Protesting the government’s decision to set new criteria for operating crusher plants, the crusher industries have been halting supply of construction materials for the past few months. This has brought road construction and expansion in the Valley to a standstill.
“We are not getting the construction materials required to finish the road construction project in the Valley. We do not know when will the crusher industry resume supply of construction materials,” said Shyam Prasad Kharel, chief at the Kathmandu Valley Road Implementation Project (KVRIP).
Kharel said the government has to shift its focus on creating an amicable environment for crusher industries to supply construction materials, “or else the road construction projects we have undertaken will be halted forever.”
Although the government recently directed the crusher industries to at least supply their existing stock, the latter have refused to comply. According to government sources, an estimated 4 million cubic feet of construction materials have been stocked by these industries.
About 18 crusher industries in the central development region, have also downed their shutters to oppose the recent government decision although they meet the criteria set by the government.
Secretary at the Ministry of Physical Infrastructures and Transport (MoPIT), Tulsi Prasad Sitaula, claimed that they are making efforts get the construction materials stocked by the crusher industries into the market.
“We had a meeting to solve this serious issue and hopefully within a week we will make the crusher industries supply the construction materials they have stocked for the ongoing road construction project in the Valley,” said Sitaula.
The ministry has formed a Central Monitoring Committee and District Monitoring Committee to investigate the case and report immediately.
“Getting the construction materials stocked by crusher industries out into the market has become one of our top priorities,” added Sitaula. Before the strike, as many as 100 trucks carrying construction materials came to Kathmandu from highway entry points such as Tikabhairav, Panauti and Dhading.
Not only the KVRIP but other authorities such as the Kathmandu Metropolitan City (KMC) and Department of Roads (DoR) have also halted their work after they ran out of the construction materials they had in their stock.
Some of the major roads hit by the strikes are Putalisadak- Sinamangal road, Dhumbarahi road, Lainchaur-Balaju road and Balkumari road section, among others.
“Some road stretches like Old Baneshwor are ready to be gravelled, as we have removed the debris and mud. But we cannot do anything due to material shortages,” said Kharel.

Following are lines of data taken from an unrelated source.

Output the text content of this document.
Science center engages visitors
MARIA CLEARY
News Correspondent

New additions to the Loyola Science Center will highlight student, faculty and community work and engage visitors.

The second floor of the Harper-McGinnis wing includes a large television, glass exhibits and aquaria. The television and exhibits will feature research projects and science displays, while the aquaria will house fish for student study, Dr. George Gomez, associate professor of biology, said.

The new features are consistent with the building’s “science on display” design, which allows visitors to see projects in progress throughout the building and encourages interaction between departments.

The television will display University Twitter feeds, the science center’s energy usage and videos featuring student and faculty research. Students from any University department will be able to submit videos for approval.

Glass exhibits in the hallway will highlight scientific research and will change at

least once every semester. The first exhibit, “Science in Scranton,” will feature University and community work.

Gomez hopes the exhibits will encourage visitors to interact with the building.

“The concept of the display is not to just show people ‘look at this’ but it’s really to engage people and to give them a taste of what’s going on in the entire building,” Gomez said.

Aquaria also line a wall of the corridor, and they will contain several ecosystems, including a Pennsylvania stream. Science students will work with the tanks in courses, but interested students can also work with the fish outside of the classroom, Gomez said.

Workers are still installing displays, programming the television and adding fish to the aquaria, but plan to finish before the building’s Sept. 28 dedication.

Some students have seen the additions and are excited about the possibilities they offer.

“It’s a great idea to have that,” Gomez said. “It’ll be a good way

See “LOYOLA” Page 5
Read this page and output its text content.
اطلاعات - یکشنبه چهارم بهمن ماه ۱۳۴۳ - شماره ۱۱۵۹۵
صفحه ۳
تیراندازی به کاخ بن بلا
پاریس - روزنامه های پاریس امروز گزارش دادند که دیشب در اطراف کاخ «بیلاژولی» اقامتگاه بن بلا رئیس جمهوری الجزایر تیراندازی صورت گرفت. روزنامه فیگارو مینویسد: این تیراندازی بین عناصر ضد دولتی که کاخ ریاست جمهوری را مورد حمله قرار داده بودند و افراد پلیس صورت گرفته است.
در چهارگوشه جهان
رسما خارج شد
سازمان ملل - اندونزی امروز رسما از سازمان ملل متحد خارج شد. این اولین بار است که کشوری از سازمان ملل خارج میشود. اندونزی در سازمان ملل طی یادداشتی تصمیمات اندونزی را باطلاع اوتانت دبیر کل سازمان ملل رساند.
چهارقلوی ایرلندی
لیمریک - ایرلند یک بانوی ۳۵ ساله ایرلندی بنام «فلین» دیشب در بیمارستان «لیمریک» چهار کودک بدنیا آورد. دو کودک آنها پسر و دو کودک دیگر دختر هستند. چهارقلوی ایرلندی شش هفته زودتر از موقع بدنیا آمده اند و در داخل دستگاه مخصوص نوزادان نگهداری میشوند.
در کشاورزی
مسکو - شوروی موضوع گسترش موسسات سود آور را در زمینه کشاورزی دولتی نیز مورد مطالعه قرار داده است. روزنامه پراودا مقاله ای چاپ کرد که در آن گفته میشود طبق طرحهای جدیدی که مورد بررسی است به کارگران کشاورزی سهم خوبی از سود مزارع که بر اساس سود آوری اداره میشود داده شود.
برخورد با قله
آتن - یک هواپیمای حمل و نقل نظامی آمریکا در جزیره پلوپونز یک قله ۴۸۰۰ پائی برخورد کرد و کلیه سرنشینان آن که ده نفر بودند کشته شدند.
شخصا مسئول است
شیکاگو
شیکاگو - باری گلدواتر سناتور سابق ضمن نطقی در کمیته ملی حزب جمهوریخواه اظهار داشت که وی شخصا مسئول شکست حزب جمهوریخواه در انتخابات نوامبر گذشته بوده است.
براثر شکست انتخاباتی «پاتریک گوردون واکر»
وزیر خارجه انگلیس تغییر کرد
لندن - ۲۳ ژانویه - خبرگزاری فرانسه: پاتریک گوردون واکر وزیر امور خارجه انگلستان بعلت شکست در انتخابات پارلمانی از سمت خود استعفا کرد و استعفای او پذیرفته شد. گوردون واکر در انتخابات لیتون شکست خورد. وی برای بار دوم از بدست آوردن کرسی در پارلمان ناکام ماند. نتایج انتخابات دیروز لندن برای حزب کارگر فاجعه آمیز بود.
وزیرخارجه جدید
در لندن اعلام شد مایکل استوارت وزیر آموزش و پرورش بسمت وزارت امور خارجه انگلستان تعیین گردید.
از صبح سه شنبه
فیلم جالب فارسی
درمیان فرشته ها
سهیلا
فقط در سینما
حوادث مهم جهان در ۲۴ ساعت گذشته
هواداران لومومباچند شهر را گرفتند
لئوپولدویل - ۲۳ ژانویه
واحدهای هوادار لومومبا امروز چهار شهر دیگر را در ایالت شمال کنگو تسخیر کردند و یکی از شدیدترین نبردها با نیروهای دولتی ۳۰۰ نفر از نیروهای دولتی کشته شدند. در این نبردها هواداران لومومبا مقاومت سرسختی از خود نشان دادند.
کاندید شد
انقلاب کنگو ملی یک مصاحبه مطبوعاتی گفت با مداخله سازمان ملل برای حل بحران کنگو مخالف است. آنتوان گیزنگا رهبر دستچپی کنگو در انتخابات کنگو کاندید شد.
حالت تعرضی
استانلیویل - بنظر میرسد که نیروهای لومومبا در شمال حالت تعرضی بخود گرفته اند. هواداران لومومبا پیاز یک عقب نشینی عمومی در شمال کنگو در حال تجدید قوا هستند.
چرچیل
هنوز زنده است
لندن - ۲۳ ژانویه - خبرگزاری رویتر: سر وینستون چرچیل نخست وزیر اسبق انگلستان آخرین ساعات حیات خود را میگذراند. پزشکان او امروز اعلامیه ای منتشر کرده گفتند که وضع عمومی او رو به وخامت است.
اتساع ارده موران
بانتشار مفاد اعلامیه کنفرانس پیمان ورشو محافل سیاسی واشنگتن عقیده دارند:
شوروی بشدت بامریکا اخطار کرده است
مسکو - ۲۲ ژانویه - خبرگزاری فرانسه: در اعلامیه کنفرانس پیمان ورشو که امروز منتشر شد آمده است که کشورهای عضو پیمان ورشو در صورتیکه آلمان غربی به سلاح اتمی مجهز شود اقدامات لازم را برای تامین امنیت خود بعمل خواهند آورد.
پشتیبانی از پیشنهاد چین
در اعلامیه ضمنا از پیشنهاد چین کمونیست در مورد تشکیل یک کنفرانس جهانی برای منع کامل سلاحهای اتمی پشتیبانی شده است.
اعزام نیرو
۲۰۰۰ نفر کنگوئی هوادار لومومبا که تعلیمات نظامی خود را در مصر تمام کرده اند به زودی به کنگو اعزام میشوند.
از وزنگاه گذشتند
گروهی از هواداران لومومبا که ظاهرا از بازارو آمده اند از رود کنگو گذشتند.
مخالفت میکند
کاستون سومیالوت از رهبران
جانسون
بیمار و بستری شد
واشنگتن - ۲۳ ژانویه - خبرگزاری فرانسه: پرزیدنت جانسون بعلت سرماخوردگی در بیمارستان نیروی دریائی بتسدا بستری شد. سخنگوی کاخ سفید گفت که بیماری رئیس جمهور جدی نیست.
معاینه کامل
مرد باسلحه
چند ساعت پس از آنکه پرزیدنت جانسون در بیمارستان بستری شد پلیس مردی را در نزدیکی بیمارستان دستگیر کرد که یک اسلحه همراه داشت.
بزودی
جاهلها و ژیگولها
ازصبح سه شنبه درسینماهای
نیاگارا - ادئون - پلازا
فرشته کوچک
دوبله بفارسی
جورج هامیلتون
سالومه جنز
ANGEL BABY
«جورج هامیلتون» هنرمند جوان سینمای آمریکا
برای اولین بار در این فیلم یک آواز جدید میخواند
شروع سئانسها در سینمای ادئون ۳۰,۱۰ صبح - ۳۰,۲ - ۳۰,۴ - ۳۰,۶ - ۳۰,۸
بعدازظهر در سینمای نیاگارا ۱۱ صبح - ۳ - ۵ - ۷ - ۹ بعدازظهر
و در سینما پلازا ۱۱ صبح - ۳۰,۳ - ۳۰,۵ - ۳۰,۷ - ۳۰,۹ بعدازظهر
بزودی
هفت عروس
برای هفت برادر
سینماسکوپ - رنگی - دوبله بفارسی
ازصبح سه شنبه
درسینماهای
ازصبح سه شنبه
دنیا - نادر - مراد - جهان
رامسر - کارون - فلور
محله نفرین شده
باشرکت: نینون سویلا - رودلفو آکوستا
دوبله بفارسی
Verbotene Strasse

In April, Forest Minister Mahesh Acharya had announced that no new crusher plant would be registered until mid-June, an initial move to implement new criteria for crusher plants.
Moving the crusher industries to isolated areas of the city periphery also greatly angered the owners of crusher industries. In response, the Crusher Industry Entrepreneurs’ Association have time and again stopped the supply of construction materials such as sand, stone and gravel.
Expressing solidarity to their protest, the Federation of Contractor’s Association of Nepal had said the government’s attempt to implement new criteria without providing an alternative to the operators of crusher plants would adversely affect infrastructure development and construction works in the Valley.